E.S.: Il commento più ovvio è che questo esempio è un perfetto parallelismo con quello che Peter e io abbiamo studiato e prodotto sui livelli di relazione: il lavoro nelle organizzazioni diventa sempre più complesso e le relazioni di puro potere non funzionano più, perché il capo non sa abbastanza. Bisogna comunicare e costruire una relazione, si deve usare l’amore per creare un rapporto di interdipendenza, in modo che il dirigente sappia ciò che sanno i dipendenti e, in questo modo, possano tutti lavorare meglio e prendere decisioni efficaci. Su questo, siamo completamente d’accordo.  Aggiungerei che il potere ostacola la comunicazione, l’amore invece permette e suscita la comunicazione e la comunicazione è necessaria, perché l’organizzazione funzioni.

P.S.: Con il potere si ottengono risposte alle domande che si fanno. Con l’amore si ottengono risposte a domande che non si pongono nemmeno, perché le persone provano fiducia e apertura nei tuoi confronti e ti dicono cose di cui tu non sai abbastanza per chiedere. Con il potere puoi sempre ottenere risposte, perché obblighi gli altri a darti delle risposte. Quelle stesse persone però potrebbero avere informazioni molto più rilevanti, ma si sentirebbero autorizzate a condividerle solo attraverso l’amore e non per mezzo del potere. Se instauri un rapporto di fiducia reciproca, offri informazioni e non le dai solo quando ti viene richiesto. Sottolineo inoltre che nella cultura aziendale statunitense non siamo a nostro agio con il termine “amore” quando si tratta di affari. Quando parliamo di sport e di squadre, invece sì: in quel caso le persone si amano, ma non sono a loro agio ad “amarsi” negli affari. Per questo Ed e io abbiamo pensato di sostituire “amore” con “apertura” e “fiducia”. Mi chiedevo se anche voi attribuite un senso particolare a ciò che la parola “amore” significa negli affari, che non le attribuite nella vita personale.

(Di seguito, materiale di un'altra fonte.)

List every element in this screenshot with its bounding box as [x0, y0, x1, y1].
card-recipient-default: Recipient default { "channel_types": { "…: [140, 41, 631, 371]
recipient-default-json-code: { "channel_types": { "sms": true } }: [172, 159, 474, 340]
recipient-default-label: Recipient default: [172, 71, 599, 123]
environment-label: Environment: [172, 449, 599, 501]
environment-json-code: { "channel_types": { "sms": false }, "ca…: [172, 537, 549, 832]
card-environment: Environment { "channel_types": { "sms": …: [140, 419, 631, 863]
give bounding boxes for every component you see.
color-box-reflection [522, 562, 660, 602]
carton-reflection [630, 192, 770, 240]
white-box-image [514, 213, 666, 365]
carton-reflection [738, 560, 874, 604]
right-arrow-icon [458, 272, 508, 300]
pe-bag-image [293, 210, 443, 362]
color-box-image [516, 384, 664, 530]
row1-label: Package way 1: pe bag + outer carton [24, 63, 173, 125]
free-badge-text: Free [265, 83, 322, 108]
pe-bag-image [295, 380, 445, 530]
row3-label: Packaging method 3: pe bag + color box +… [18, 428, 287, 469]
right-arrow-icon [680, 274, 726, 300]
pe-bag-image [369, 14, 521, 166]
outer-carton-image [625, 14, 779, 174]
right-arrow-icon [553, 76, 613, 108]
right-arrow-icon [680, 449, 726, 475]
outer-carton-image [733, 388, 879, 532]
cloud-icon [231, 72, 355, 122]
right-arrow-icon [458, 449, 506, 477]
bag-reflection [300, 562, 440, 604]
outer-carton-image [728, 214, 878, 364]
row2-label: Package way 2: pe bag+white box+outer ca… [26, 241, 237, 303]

Credo che abbiamo il problema opposto. La parola “amore” è usata qui come sale su ogni piatto, in ogni conversazione. Per uno come me, che ha fatto delle parole il proprio mestiere, la parola “amore” ha un peso specifico molto importante, e quindi deve essere usata saggiamente. Capisco il senso del vostro usare le parole “fiducia” e “apertura” e sono d’accordo che nelle organizzazioni le persone possano amarsi. Forse, anche più che nello sport, perché mettiamo più impegno nel lavoro che nello sport: ecco perché le amicizie che durano di più sono quelle che nascono sul posto di lavoro.

E.S.: C’è anche un altro modo di vedere la stessa questione. In un’organizzazione tradizionale, il manager e i dipendenti mantengono una distanza professionale tra loro, non vogliono conoscersi personalmente: questo è quello che nei nostri libri si chiama Livello 1. Il Livello 2 è conoscere personalmente i tuoi impiegati. Con l’enfasi sul verbo “conoscere”, perché non richiede amore: basta la conoscenza. Semplicemente non ti tengo a distanza, ma arrivo a sapere chi sei e che tipo di persona sei. 

Quando ho letto il libro L’arte di fare domande ero molto felice di aver finalmente trovato qualcuno che vede le organizzazioni e il business come li vedo io. Poi siamo diventati tre: tu, Peter e io. Infine, ho fondato l’Accademia di Comunicazione Strategica e ora qui siamo davvero in tanti a concepire il lavoro in questo modo. Sono molto contento che quello che prima aveva senso solo per me, ora ha senso per tanti altri colleghi.

P.S.: Possiamo solo accettare il fatto che i valori in cui crediamo fanno vibrare le nostre corde emotive. Quando ci sentiamo a disagio, è perché avvertiamo di non essere allineati con ciò che per noi è giusto.